At this point, all clients sending mail to your spamtrap addresses should be added to spamdb and <spamd>. Nothing is yet being sent to spamd. To make the whole blocking mechanism live, add to /etc/pf.conf and reload pf:

no rdr proto tcp from <local-whitelist> to port 25
rdr pass proto tcp from <spamd> to port 25 -> 127.0.0.1 port 8025

And that's it.

POSSIBLE EXTENSIONS

  • It'd be trivial to modify the spamtrap script to store a copy of the message in a Bayesian spam corpus.

  • If you subscribe to any RBL rsync services, it's trivial to offload the bouncing of those message to spamd.


Well ok, looks like you're done with your own answer. Just don't blame postfix-policyd, it's much more flexible than you might think of as it provides several mechanisms for your fight against spam:

Policyd is an anti-spam plugin for Postfix (MySQL based) that does Greylisting, Sender-(envelope or SASL)-based throttling (on messages and / or volume per defined time unit), Spamtrap monitoring / blacklisting and HELO auto blacklisting.

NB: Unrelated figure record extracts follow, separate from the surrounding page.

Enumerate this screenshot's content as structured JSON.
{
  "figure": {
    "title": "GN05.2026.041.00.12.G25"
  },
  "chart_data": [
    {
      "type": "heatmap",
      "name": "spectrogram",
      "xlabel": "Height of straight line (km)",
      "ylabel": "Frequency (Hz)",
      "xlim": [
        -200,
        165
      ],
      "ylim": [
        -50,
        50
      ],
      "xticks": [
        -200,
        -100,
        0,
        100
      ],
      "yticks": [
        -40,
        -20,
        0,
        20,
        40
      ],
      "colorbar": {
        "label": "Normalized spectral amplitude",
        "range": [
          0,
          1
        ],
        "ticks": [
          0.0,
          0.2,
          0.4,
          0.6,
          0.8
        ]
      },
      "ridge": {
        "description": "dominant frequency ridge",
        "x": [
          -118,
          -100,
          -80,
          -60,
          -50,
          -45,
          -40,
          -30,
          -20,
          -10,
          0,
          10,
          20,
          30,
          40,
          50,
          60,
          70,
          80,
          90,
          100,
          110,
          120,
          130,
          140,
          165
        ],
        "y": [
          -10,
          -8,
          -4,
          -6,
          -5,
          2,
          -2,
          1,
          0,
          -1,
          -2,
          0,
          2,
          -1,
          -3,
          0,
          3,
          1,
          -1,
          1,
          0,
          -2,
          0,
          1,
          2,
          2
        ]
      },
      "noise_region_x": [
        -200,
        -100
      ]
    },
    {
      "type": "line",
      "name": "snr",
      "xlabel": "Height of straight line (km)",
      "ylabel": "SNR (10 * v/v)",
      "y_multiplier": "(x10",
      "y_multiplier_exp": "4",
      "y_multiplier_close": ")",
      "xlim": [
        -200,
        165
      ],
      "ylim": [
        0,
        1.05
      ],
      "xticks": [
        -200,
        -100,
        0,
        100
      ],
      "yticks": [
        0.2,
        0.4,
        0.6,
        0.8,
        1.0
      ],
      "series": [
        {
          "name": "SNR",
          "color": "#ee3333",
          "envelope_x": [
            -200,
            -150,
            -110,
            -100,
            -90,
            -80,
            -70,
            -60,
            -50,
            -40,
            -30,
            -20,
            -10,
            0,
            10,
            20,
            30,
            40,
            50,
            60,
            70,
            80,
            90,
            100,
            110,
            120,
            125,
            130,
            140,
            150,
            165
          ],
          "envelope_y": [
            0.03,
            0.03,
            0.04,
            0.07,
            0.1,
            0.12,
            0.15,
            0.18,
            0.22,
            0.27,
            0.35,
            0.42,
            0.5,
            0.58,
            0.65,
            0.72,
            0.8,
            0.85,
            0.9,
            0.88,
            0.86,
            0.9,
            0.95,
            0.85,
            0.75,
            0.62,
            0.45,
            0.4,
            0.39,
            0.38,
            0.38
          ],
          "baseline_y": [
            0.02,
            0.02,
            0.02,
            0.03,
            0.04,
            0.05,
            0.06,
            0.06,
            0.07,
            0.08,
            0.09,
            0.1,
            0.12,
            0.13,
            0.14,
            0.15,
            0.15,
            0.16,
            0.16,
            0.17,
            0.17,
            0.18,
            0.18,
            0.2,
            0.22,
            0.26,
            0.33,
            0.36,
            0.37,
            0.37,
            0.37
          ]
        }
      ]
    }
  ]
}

You don't need to use all that waepons and you would probably have some more rules setup in your smtpd_recipient_restrictions.

Anyway, give it a try (and read the docs) or build up your own solution - it's up to you.


The solution presented by OP is rather complex. I've used an easier approach:

Step 1: Setup a filter file /etc/postfix/spamtraps

This is just an easy "match list": a regular expression (for the spamtrap) with an action to apply when met:

/spam(master|trap)?\@.*/i                DISCARD triggers spamtrap
/funkyspammer\@.*/i                      DISCARD triggers spamtrap

Adjust with your addresses.

Step 2: Setup the rules in /etc/postfix/main.cf

Look for the smtpd_recipient_restrictions block, and put the corresponding rule before your network checks (less load), but after the authenticated users. E.g.:

smtpd_recipient_restrictions = permit_sasl_authenticated
        permit_mynetworks
        check_recipient_access regexp:/etc/postfix/spamtraps
        …

Step 3: Reload the daemon

Of course you need to reload postfix now, so your changes take effect. Depending on your distribution, this is done by either service postfix reload, /etc/init.d/postfix reload, or a similar command.

Step 4: Now keep those spammers out

This is an optional step you might wish to consider: Use Fail2ban, and have it watching your mail log file. As soon as someone addresses a spamtrap, have that IP banned (e.g. for 30 minutes, or maybe 1 hour – don't make it too long, as the spammer might use a dynamic IP which becomes "innocent" soon).